OGH vom 29.05.1990, 10ObS121/90

Kopf

Der Oberste Gerichtshof hat als Revisionsgericht in Arbeits- und Sozialrechtssachen durch den Senatspräsidenten des Obersten Gerichtshofes Dr. Resch als Vorsitzenden und durch die Hofräte des Obersten Gerichtshofes Mag. Engelmaier und Dr. Angst als weitere Richter sowie die fachkundigen Laienrichter Dr. Reinhard Drössler und Dr. Josef Fellner (beide Arbeitgeber) in der Sozialrechtssache der klagenden Partei Maria Theresia H***, Pensionistin, 6811 Göfis, Etze 69, vertreten durch Dr. Wilhelm Winkler, Rechtsanwalt in Bregenz, wider die beklagte Partei S*** DER

B***, 1031 Wien, Ghegastraße 1, diese vor dem Obersten Gerichtshof nicht vertreten, wegen Ausgleichszulage, infolge Revision der klagenden Partei gegen das Urteil des Oberlandesgerichtes Innsbruck als Berufungsgerichtes in Arbeits- und Sozialrechtssachen vom , GZ 5 Rs 123/89-12, womit infolge Berufung der klagenden Partei das Urteil des Landesgerichtes Feldkirch als Arbeits- und Sozialgerichtes vom , GZ 34 Cgs 47/89-8, bestätigt wurde, in nichtöffentlicher Sitzung den

Beschluß

gefaßt:

Spruch

Der Revision wird Folge gegeben.

Das angefochtene Urteil wird aufgehoben. Die Rechtssache wird zur neuerlichen Verhandlung und Entscheidung an das Berufungsgericht zurückverwiesen.

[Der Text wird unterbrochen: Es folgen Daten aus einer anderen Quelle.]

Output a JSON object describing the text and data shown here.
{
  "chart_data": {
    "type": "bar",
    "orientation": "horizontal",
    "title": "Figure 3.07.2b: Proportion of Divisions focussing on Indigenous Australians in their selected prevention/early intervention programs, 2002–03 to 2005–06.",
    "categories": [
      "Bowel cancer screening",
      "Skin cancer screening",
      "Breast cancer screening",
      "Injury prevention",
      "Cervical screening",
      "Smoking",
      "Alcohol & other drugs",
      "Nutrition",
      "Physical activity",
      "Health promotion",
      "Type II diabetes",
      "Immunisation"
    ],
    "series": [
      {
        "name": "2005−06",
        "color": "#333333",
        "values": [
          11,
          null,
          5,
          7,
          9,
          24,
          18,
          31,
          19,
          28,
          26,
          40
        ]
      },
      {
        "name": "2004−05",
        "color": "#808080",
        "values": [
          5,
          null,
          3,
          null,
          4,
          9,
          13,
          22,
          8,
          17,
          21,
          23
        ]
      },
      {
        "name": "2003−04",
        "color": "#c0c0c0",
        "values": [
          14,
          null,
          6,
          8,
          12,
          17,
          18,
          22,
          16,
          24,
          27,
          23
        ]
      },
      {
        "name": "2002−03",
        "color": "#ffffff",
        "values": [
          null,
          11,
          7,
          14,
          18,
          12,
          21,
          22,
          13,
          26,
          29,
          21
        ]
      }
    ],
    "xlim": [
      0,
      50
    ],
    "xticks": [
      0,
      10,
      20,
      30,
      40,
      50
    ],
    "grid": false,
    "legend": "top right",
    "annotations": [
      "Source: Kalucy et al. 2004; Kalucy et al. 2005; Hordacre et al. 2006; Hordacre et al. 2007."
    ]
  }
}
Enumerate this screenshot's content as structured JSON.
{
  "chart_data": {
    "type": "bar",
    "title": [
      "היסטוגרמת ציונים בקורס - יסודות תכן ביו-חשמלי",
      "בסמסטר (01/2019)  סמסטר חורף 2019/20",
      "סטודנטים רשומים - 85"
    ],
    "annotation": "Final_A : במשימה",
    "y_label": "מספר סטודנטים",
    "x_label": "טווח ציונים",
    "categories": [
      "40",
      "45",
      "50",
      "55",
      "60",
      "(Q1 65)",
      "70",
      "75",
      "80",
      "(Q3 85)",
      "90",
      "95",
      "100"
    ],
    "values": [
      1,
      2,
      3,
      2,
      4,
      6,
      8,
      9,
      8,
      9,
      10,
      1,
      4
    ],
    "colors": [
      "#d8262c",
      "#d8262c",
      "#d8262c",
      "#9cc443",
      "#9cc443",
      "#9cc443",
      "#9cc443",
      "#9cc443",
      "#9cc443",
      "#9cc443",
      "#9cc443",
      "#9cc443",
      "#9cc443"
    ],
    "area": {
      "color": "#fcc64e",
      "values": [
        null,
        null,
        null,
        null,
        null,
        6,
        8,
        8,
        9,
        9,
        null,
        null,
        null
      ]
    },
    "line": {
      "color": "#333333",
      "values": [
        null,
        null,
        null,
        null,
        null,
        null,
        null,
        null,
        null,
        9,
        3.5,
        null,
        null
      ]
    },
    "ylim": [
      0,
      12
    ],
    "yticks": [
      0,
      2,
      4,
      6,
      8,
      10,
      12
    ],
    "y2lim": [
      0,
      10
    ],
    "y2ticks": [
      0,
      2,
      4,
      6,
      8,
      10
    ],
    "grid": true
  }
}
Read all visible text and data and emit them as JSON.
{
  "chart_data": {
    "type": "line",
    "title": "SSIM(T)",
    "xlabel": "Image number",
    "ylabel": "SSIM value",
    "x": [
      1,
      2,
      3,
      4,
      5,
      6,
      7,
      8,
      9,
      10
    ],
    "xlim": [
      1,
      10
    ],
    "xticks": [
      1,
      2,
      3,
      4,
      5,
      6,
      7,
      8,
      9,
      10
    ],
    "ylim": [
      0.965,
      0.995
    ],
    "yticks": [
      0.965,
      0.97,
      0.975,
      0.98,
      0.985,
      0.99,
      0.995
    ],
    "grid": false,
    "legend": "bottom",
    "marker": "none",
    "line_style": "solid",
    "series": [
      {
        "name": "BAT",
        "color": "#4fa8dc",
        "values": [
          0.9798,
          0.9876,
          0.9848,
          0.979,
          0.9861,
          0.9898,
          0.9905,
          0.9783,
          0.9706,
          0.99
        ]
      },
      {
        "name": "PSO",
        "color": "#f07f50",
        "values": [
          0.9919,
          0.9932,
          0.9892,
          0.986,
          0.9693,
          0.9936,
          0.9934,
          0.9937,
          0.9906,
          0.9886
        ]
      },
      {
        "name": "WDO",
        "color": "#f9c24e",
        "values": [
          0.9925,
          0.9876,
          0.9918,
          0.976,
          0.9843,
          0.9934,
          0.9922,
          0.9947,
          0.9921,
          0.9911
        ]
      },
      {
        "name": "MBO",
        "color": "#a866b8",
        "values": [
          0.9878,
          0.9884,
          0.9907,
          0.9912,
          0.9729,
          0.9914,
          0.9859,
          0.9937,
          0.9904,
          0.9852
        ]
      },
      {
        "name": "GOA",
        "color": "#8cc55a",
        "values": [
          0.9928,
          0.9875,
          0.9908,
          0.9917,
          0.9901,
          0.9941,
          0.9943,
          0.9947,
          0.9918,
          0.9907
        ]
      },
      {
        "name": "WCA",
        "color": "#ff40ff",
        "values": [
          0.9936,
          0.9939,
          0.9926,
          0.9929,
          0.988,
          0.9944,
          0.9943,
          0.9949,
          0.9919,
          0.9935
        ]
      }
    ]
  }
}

Die Kosten des Revisionsverfahrens sind weitere Verfahrenskosten.

Text

Begründung:

Die Klägerin bezieht von der beklagten Partei eine Witwenpension nach ihrem am verstorbenen Ehemann. Im Verlassenschaftsverfahren gab sie am neben den fünf ehelichen Kindern des Erblassers auf Grund des Gesetzes zu einem Drittel des Nachlasses die bedingte Erbserklärung ab. Am selben Tag schlossen sie und andere Erben ein Übereinkommen, in dem unter anderem die Klägerin ihren Erbteil einem ihrer Söhne übertrug. Als Gegenleistung hiefür wurde ihr ein Wohn- und Ausgedingsrecht eingeräumt. Am wurde der Nachlaß den Erben unter Hinweis auf das Erbenübereinkommen eingeantwortet. Zum Nachlaß gehörte ein landwirtschaftlicher Betrieb.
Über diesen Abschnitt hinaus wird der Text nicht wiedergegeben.